Pemusatan kekuatan pada tempat
yang menguntungkan dan waktu yang tepat bagi kita.
NILAI OFENSIF DAN INISIATIF
Dalam tiap-tiap macam perjuangan
inisiatif mempunyai nilai besar. Mereka yang lebih dulu mengambil inisiatif,
mempunyai keuntungan besar yang tak terduga atas lawannya. Sebab ia lebih
dahulu melancarkan aksi dan dengan demikian dapat menimbulkan keadaan yang sama
sekali baru di pihak lawannya. Karenanya lawan tak dapat memikirkan rencana
baru yang tersendiri, akan tetapi terikat apda keadaan yang baru tercipta.
Dengan cara sederhana itu rencana mereka yang menunggu dihancurkan oleh
pengambil inisiatif.
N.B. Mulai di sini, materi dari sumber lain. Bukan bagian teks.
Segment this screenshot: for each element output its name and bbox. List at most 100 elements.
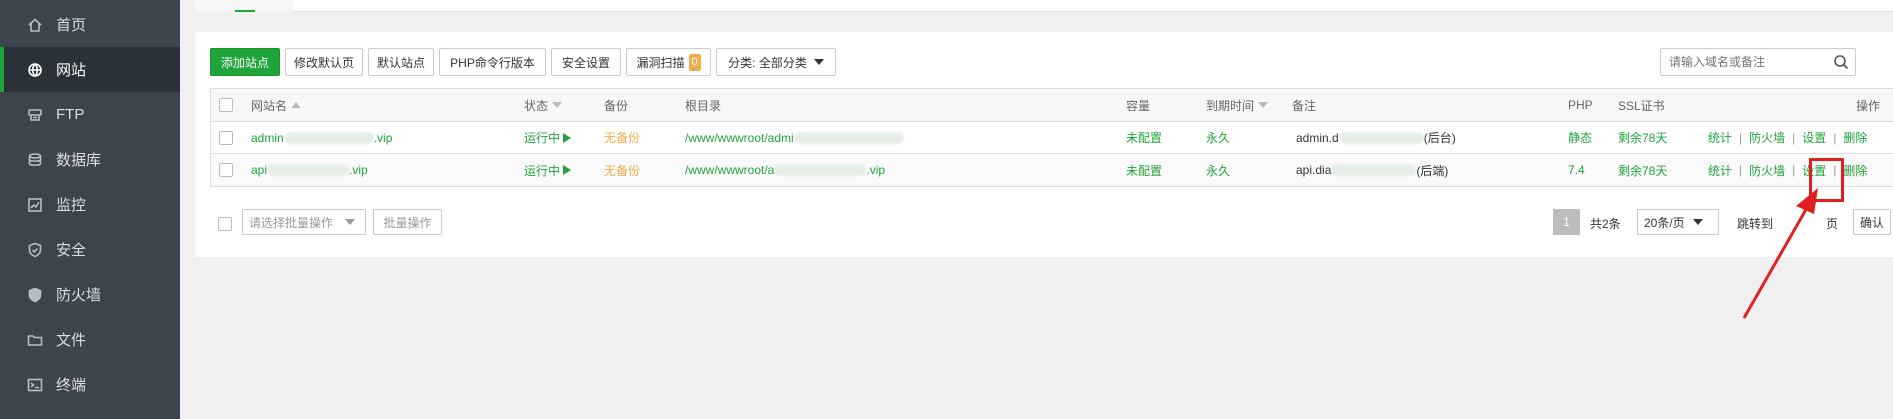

Yang tersebut belakangan ini menguasai kemauan dan
perbuatan yang tersebut duluan yang terpaksa pasif dan menunggu serangan-serangan
pengambil inisiatif.
Jika kita dalam perjuangan revolusioner tidak
mengambil inisiatif duluan, maka lawan mendapatkan keuntungan menguasai kemauan
dan perbuatan ktia sehingga kita dipaksa dalam keadaan pasif melumpuhkan. Jika
umpamanya reaksi bermaksud hendak menghancurkan salah satu dari sarekat-sarekat
sekerja atau perkumpulan-perkumpulan politik kita, dan ia telah mengambil
inisiatif lebih dahulu maka kita akan merasakan tekanan dan tak berkententuan,
karena kita tak dapat mengetahui bagaimana dan bilamana ia akan melakukan itu.
Akan tetapi jika kita hendak menangkis itu dengan mengambil inisiatif lebih
dahulu, maka kita akan mendapatkannya kecuali keuntungan moril, juga
keuntungan, bahwa kita dapat menguasai rencana lawan yang permulaan, mungkin
juga dapat menghancurkannya.
Ujud perjuangan yang dilakukan inisiatif ialah
offensif. Mereka yang menyerang duluan, mempunyai inisiatif dan menguasai
kemauan dan perbuatan lawannya. Tetapi bentuk offensif yang baik ialah offensif
yang dilakukan secara defensif. Politik revolusioner kita di Indonesia
dilakukan secara defensif. Sekalipun tujuan kita tak kurang daripada
penghapusan imperialisme dan kapitalisme, kita terpaksa oleh keadaan
melancarkan serangan-serangan kita dalam bentuk pertahanan-pertahanan. Kita
mempersiapkan serangan setelah kita terancam dan terserang. Atas
tindakan-tindakan revolusioner lawan, kita mendasarkan agitasi, protes atau
tindakan-tindakan kita yang lebih mendekatkan kita pada tujuan kita terakhir.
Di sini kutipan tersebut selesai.